Friday and there’s supposed to be a full moon out tonight, so you

know this place is going to be whack. You’re waiting tables and

you’ve got two already seated. Get busy.”

It was only quarter to five—still afternoon,

really—but the restaurant was already a sea of faces, each one

louder than the next. Conner found an order pad and pencil in the

pocket of his apron and followed Sylvia’s pointing finger to his

first table. As he approached, he almost groaned. Seated in a

corner booth were a bunch of guys he knew from high school, a year

or two older than he was and all of them popular. He knew who they

were by sight—two of them, Brett Branson and Price Hewitt, used to

play football for the high school team, and Rand Davis had been

Macon High’s first Mohawk-haired punk, though now he sported a

ponytail halfway down his back instead. Dreading what they might

say when they recognized him, Conner started, “Hey guys—”

“Dead man walking!” Brett called out. The

others laughed when he did, and half the restaurant turned at the

sound. Conner wanted to sink into the floor and vanish, but when

Brett held out a hand, he slapped it amicably enough. “Conner, kid.

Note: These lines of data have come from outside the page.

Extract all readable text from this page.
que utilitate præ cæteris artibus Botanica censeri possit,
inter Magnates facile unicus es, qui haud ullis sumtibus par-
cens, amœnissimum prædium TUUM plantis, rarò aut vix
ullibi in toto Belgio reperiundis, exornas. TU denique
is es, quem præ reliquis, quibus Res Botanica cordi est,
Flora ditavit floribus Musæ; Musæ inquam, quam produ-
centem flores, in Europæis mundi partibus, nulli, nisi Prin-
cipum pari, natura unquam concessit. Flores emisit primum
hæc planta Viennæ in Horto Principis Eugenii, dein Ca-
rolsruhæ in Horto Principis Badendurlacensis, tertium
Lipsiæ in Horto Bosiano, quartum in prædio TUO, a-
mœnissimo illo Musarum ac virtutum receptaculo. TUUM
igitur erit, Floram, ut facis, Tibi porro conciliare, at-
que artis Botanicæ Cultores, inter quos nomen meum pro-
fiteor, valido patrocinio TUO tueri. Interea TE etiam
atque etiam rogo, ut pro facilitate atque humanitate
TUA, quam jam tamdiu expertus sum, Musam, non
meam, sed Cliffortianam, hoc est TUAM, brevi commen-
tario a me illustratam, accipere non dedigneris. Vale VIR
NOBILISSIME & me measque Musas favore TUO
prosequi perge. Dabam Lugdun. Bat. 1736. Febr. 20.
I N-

How’s the family business going?”

With a shrug, Conner told him, “You know how

it is—people are just dying to get in.”

That earned him more laughs. Conner’s family

ran the local funeral parlor, a fact that had earned him quite a

few odd looks during the course of his life. When he graduated last

spring, the last thing he wanted to do was follow in the footsteps

of his three older brothers, who studied Funeral Services at the

local community college. This job at Sylvia’s was a way out, but

Macon was a small town and people knew who he was. Some of them,

mostly guys he’d gone to school with, liked to rag on him about it.